To mark World Kidney Day the National Institute for Health and Clinical Excellence (NICE) have published the chronic kidney disease (CKD) standards to which the NHS will be held to account. The Information Centre has also uploaded the results showing how different services are performing against the indicators of quality improvement. The quality standards cover the whole of the CKD pathway from risk through early detection and management to reduce vascular risk and progressive kidney injury, preparation, shared decision making, replacement therapy, conservative and end of life care.
Nice quality standards are central to the delivery of quality and improvement in outcomes. The CKD pathway is one of the first NICE quality standards to cover the whole spectrum of disease, some of the other recently published standards only focus on one part of the pathway but as we know healthcare is only as reliable as its weakest link.
CKD is common, harmful and treatable. The recently published Health Survey England data showed that more than 1 in 10 adults have either proteinuria or reduced kidney function as measured by an estimated GFR. Most people remain undetected. Yet we have easy ways to identify kidney disease – simple blood and urine tests that are being performed hundreds of thousands of times a day up and down the country and sometimes ignored. We know for instance that probably only 40% or 50% of those with a reduced GFR are on primary care CKD registers and that overall probably only a third of people with CKD have their blood pressure controlled to the target set by NICE.

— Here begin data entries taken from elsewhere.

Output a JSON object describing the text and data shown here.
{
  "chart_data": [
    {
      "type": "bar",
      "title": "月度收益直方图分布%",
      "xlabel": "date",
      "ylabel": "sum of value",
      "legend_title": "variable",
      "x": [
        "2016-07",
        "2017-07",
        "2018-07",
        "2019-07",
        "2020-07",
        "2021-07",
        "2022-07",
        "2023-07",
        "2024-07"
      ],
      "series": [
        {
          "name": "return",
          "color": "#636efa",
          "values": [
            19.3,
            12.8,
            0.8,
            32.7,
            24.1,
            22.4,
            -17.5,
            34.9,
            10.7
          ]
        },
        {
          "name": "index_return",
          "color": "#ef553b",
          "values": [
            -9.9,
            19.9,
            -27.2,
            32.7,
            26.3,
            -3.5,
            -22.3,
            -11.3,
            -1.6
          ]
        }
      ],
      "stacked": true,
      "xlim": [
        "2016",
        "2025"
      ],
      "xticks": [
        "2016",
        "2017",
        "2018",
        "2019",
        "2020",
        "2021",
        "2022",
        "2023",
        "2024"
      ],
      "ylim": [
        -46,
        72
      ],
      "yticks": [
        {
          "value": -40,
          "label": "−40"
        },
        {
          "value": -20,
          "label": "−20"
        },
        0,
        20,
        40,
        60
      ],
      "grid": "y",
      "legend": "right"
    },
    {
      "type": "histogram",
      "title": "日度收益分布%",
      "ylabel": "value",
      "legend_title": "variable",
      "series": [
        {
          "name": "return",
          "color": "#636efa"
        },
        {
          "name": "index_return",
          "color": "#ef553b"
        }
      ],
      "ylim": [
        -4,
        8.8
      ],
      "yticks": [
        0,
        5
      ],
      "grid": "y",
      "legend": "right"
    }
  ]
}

The NICE quality standards have been developed by healthcare professionals and patients working together and set the standards of excellence for kidney care. They are aimed at patients, commissioners and service providers as much as healthcare professionals. The standards are based on the best available evidence, much of it drawn from the NICE clinical guideline on chronic kidney disease published in 2008 but augmented by new research findings over the last 3 years. They form the cornerstone of the new NHS Outcomes Framework which sets out the aims and objectives for the NHS.
Most but not all of the standards are relatively easy to measure. We don’t collect national data on all the standards and their power will only be maximised if individual local communities – the kidney community working with primary and secondary care - and commissioners in their local networks use the standards to drive up quality and productivity to achieve value-based kidney care that improves both experience and outcome for patients by engaging the healthcare professionals providing support and management across the CKD pathway and activating patients so they have a better understanding of what kidney disease means for them and how they might reduce their own future risks by lifestyle changes, tailoring the clinical management to the individual and encouraging self care.